Biology determines many aspects of human variation, and for the last few hundred years it was assumed that race was synonymous with this biological determination. However, now that science has advanced we are beginning to see the bigger picture, where skin color was determined based upon where a group of people lived over hundreds or thousands of years. It was an adaptation to those locations, a means for humans to survive in varying climates and levels of sun. Race, by extension, is simply a means of saying that one person looks different than another person: it is based on observable traits that have no genetic influence of their own. We can see this in twins where one twin is white and the other twin is black.

In today’s world, not all groups of people are locked to the location of their ancestors. People move around, and the subtle variations of skin color can be seen in a full spectrum of shades in major cities. Naturally, some people of different skin colors come together and have children. If race was part of a genotype, and not a phenotype, children of these couples who are twins (and share most of their genetic code) should appear the same; their skin color should not be so radically different. If race was the cause of biological variation, then the mixing of a ‘white race’ and a ‘black race’ should come up with a ‘mixed race’ that would appear similarly in twins, even if they are fraternal rather than identical.
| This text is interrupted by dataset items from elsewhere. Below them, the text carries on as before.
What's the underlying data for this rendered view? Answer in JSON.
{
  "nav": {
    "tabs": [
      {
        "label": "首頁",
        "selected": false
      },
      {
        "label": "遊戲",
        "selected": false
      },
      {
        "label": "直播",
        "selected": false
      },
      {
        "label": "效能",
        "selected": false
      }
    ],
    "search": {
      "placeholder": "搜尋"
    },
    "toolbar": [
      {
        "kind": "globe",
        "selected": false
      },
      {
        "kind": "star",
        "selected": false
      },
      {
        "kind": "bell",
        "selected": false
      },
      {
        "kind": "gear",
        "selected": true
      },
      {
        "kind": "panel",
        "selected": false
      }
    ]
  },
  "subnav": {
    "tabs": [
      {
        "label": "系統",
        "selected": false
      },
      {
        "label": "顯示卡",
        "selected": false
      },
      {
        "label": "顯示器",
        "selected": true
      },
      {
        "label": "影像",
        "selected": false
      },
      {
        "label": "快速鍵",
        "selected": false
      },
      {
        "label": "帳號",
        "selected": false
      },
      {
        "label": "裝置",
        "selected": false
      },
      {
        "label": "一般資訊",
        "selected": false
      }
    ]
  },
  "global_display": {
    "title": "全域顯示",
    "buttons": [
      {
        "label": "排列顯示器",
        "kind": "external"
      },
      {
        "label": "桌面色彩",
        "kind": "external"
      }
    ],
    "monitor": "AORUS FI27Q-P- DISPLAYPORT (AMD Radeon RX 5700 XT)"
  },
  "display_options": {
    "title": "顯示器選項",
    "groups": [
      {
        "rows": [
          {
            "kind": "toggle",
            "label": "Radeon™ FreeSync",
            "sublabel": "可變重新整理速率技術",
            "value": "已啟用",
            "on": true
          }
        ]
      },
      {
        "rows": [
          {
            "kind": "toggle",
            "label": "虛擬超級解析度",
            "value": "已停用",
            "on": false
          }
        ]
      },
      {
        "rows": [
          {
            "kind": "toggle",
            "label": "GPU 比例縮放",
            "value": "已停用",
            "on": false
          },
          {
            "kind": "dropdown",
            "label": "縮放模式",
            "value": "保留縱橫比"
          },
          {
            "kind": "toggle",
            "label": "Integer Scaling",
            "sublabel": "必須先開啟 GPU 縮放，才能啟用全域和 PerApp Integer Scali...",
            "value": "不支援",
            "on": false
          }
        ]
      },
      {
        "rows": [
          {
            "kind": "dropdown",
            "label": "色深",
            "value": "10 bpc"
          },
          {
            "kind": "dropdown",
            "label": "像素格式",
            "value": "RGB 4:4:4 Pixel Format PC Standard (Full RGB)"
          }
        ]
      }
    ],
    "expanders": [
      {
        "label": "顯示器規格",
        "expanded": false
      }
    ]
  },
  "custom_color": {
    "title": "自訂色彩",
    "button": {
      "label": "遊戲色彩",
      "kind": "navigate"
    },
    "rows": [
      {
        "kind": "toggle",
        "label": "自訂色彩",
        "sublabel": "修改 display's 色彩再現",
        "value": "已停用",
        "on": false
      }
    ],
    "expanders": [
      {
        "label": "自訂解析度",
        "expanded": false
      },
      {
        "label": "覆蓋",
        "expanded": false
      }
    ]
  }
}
However, race is not a genotype, and does not have any sway over biological variation. Rather than being a cause of biological variation, it is simply a result; a phenotype that is determined by environment as much as it is a reflection of genes. Twins that have one white twin and one black twin show this; by any outside determination, someone would classify the white twin as being part of a ‘white race’ while the black twin would be classified as part of a ‘black race,’ when in reality they are both white and black. Their skin color is wholly arbitrary and shows that race has no bearing on biological variation, the same way that someone’s weight has no bearing on biological variation.